L’idée repose sur une analyse fine des mécanismes de tolérance aux fautes qui conduit à concevoir chacun d’eux sous la forme de briques élémentaires (des composants logiciels dans notre cas). Plusieurs mécanismes partagent plusieurs de ces composants, d’autres sont plus spécifiques au mécanisme considéré. L’AFT exigeant une évolution de l’architecture interne des mécanismes, elle astreint à une adaptation des communications internes (inter-composant) et externes (entre le client, le mécanisme et le serveur). On en déduit qu’un des moyens pour réaliser l’AFT est de créer des mécanismes de tolérance aux fautes comme un jeu de construction où chaque pièce mise dans un certains ordre permet de faire une structure particulière pouvant être réutilisée ailleurs. L’association « SoC + D4A + OTA updates » semble être une façon efficace de réaliser l’AFT et donc d’améliorer la résilience du système.
Mécanismes de tolérance aux fautes à composants
l’AFT a pour but d’assurer la sûreté de fonctionnement en cas de perturbation survenant durant la vie opérationnelle. Les FTM sont choisis pour répondre à certaines contraintes et sous certaines hypothèses. Une fois qu’une perturbation s’active, elle peut rendre une hypothèse obsolète et invalider l’utilisation du mécanisme. Les travaux [Excoffon 2016], [Stoicescu 2012b] et [Stoicescu 2013] mettent en avant la définition d’hypothèses selon trois classes qui sont le modèle de faute (FT), définissant le type et l’impact d’une faute en cas de défaillance (P.ex. Fautes matérielles permanentes ⇒ Réplication matérielle), les caractéristiques de l’application (AC) qui vont imposer des choix de stratégies de tolérance aux fautes (Pas d’accès à l’état ⇒ Pas de réplication passive) et enfin, les ressources nécessaires (RS) au bon fonctionnement de l’application (Bande passante limité ⇒ Pas d’envoi de message de checkpoint) et des FTM qui lui sont rattachée en terme de mémoire, de bande passante, de nombre de CPU alloué etc… L’AFT servant à adapter les FTM en cas de perturbation, il est nécessaire d’assurer la transition d’un mécanisme à un autre.

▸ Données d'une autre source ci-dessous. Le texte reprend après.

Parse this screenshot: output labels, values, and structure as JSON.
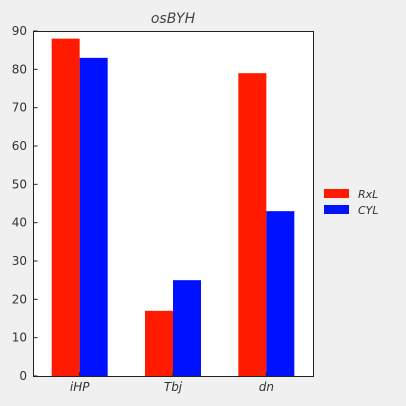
{
  "chart_data": {
    "type": "bar",
    "title": "osBYH",
    "xlabel": "",
    "ylabel": "",
    "categories": [
      "iHP",
      "Tbj",
      "dn"
    ],
    "series": [
      {
        "name": "RxL",
        "values": [
          88,
          17,
          79
        ],
        "color": "#ff1a00"
      },
      {
        "name": "CYL",
        "values": [
          83,
          25,
          43
        ],
        "color": "#0011ff"
      }
    ],
    "ylim": [
      0,
      90
    ],
    "yticks": [
      0,
      10,
      20,
      30,
      40,
      50,
      60,
      70,
      80,
      90
    ],
    "grid": false,
    "legend_position": "right",
    "background": "#f0f0f0",
    "plot_background": "#ffffff"
  }
}
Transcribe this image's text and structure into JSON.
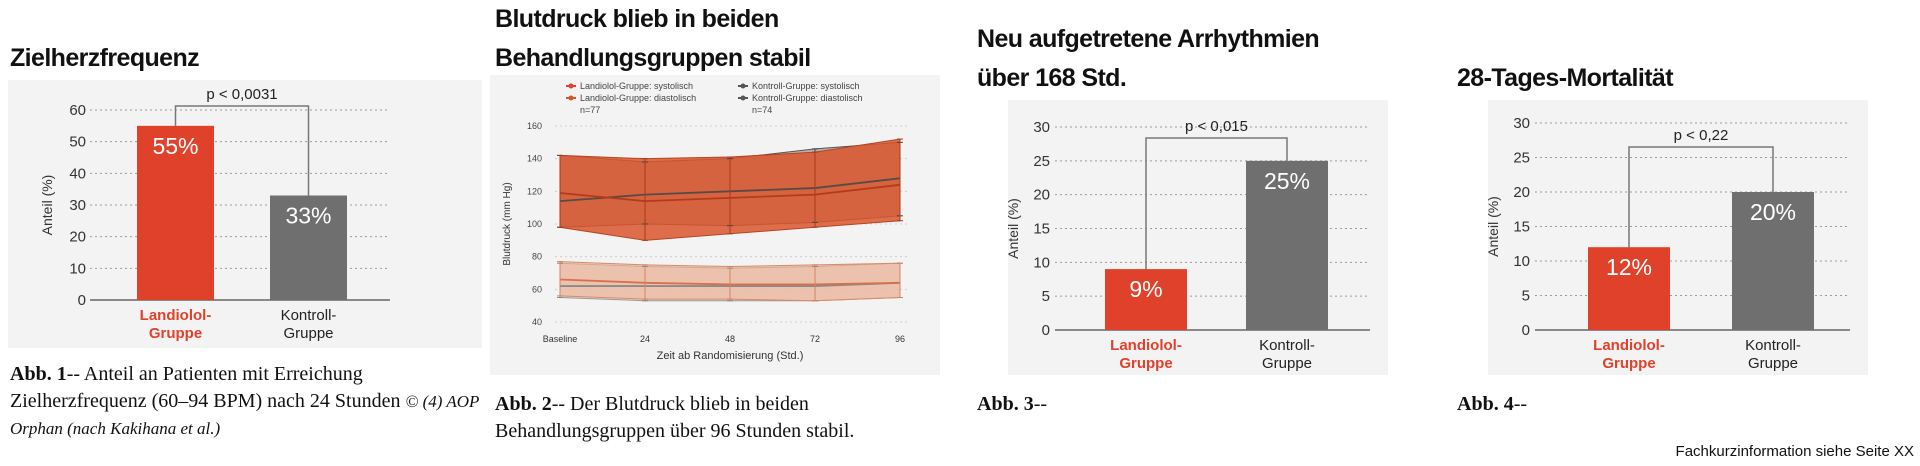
{
  "colors": {
    "landiolol": "#e0412a",
    "kontroll": "#6f6f6f",
    "landiolol_label": "#e0412a",
    "systolic_band": "#d9562d",
    "diastolic_band": "#f0b59a",
    "kontroll_line": "#555555"
  },
  "panels": {
    "p1": {
      "title": "Zielherzfrequenz",
      "caption_bold": "Abb. 1",
      "caption_text": "-- Anteil an Patienten mit Erreichung Zielherzfrequenz (60–94 BPM) nach 24 Stunden ",
      "caption_italic": "© (4) AOP Orphan (nach Kakihana et al.)"
    },
    "p2": {
      "title_line1": "Blutdruck blieb in beiden",
      "title_line2": "Behandlungsgruppen stabil",
      "caption_bold": "Abb. 2",
      "caption_text": "-- Der Blutdruck blieb in beiden Behandlungsgruppen über 96 Stunden stabil."
    },
    "p3": {
      "title_line1": "Neu aufgetretene Arrhythmien",
      "title_line2": "über 168 Std.",
      "caption_bold": "Abb. 3",
      "caption_text": "--"
    },
    "p4": {
      "title": "28-Tages-Mortalität",
      "caption_bold": "Abb. 4",
      "caption_text": "--"
    }
  },
  "footer": "Fachkurzinformation siehe Seite XX",
  "chart_data": [
    {
      "type": "bar",
      "title": "Zielherzfrequenz",
      "ylabel": "Anteil (%)",
      "ylim": [
        0,
        60
      ],
      "yticks": [
        0,
        10,
        20,
        30,
        40,
        50,
        60
      ],
      "categories": [
        "Landiolol-\nGruppe",
        "Kontroll-\nGruppe"
      ],
      "values": [
        55,
        33
      ],
      "value_labels": [
        "55%",
        "33%"
      ],
      "pvalue": "p < 0,0031"
    },
    {
      "type": "line",
      "title": "Blutdruck blieb in beiden Behandlungsgruppen stabil",
      "xlabel": "Zeit ab Randomisierung (Std.)",
      "ylabel": "Blutdruck (mm Hg)",
      "x": [
        0,
        24,
        48,
        72,
        96
      ],
      "xticklabels": [
        "Baseline",
        "24",
        "48",
        "72",
        "96"
      ],
      "ylim": [
        40,
        160
      ],
      "yticks": [
        40,
        60,
        80,
        100,
        120,
        140,
        160
      ],
      "legend": [
        "Landiolol-Gruppe: systolisch",
        "Landiolol-Gruppe: diastolisch",
        "n=77",
        "Kontroll-Gruppe: systolisch",
        "Kontroll-Gruppe: diastolisch",
        "n=74"
      ],
      "series": [
        {
          "name": "Landiolol-Gruppe: systolisch",
          "values": [
            119,
            114,
            116,
            118,
            124
          ],
          "upper": [
            142,
            140,
            141,
            144,
            152
          ],
          "lower": [
            98,
            90,
            94,
            98,
            102
          ]
        },
        {
          "name": "Kontroll-Gruppe: systolisch",
          "values": [
            114,
            118,
            120,
            122,
            128
          ],
          "upper": [
            142,
            138,
            140,
            146,
            150
          ],
          "lower": [
            98,
            100,
            99,
            101,
            105
          ]
        },
        {
          "name": "Landiolol-Gruppe: diastolisch",
          "values": [
            66,
            64,
            63,
            63,
            64
          ],
          "upper": [
            77,
            75,
            74,
            75,
            76
          ],
          "lower": [
            56,
            54,
            54,
            53,
            55
          ]
        },
        {
          "name": "Kontroll-Gruppe: diastolisch",
          "values": [
            62,
            62,
            62,
            62,
            64
          ],
          "upper": [
            76,
            74,
            73,
            74,
            76
          ],
          "lower": [
            55,
            53,
            53,
            53,
            55
          ]
        }
      ]
    },
    {
      "type": "bar",
      "title": "Neu aufgetretene Arrhythmien über 168 Std.",
      "ylabel": "Anteil (%)",
      "ylim": [
        0,
        30
      ],
      "yticks": [
        0,
        5,
        10,
        15,
        20,
        25,
        30
      ],
      "categories": [
        "Landiolol-\nGruppe",
        "Kontroll-\nGruppe"
      ],
      "values": [
        9,
        25
      ],
      "value_labels": [
        "9%",
        "25%"
      ],
      "pvalue": "p < 0,015"
    },
    {
      "type": "bar",
      "title": "28-Tages-Mortalität",
      "ylabel": "Anteil (%)",
      "ylim": [
        0,
        30
      ],
      "yticks": [
        0,
        5,
        10,
        15,
        20,
        25,
        30
      ],
      "categories": [
        "Landiolol-\nGruppe",
        "Kontroll-\nGruppe"
      ],
      "values": [
        12,
        20
      ],
      "value_labels": [
        "12%",
        "20%"
      ],
      "pvalue": "p < 0,22"
    }
  ]
}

Programmation Orientée Composant
De l’Aspect au Composant
La programmation orientée aspect (AOP) a été proposée comme technique permettant d’améliorer la Separation of Concern. L’AOP s’appuie sur des technologies antérieures, notamment la programmation orientée objet, qui a déjà considérablement amélioré la modularité des logiciels. Un vaste corpus de recherche existe sur le sujet de la programmation orientée aspect dans de nombreux travaux tels que [Kiczales 1997] et [Irwin 1997] ou encore [Elrad 2001]. L’idée de l’AOP repose sur des concepts différents de la programmation orientée objet. Un aspect correspond à l’implémentation d’une spécification nonfonctionnelle qui est synchronisée avec le code applicatif. Cette synchronisation s’effectue grâce à divers moyens tels des pointcuts ou des intercepteurs sophistiqués s’appuyant sur des éléments structurels du langages (p. ex. les appels de fonction). Avec l’AOP, un système peut être décomposé en module. Chacun de ces modules peut gérer une spécification non-fonctionnelle. Ces modules comportent des greffons et des points d’activation. Les greffons sont le code qui sera exécuté lorsque l’application passera par le point d’activation. L’AOP est la capacité d’activer des modules (des morceaux de code) à des moments spécifiques comme avant ou après l’exécution d’une application. Concernant notre schéma de conception BPA, nous pourrions avoir deux modules Before et After qui sont activés avant et après l’exécution de l’application.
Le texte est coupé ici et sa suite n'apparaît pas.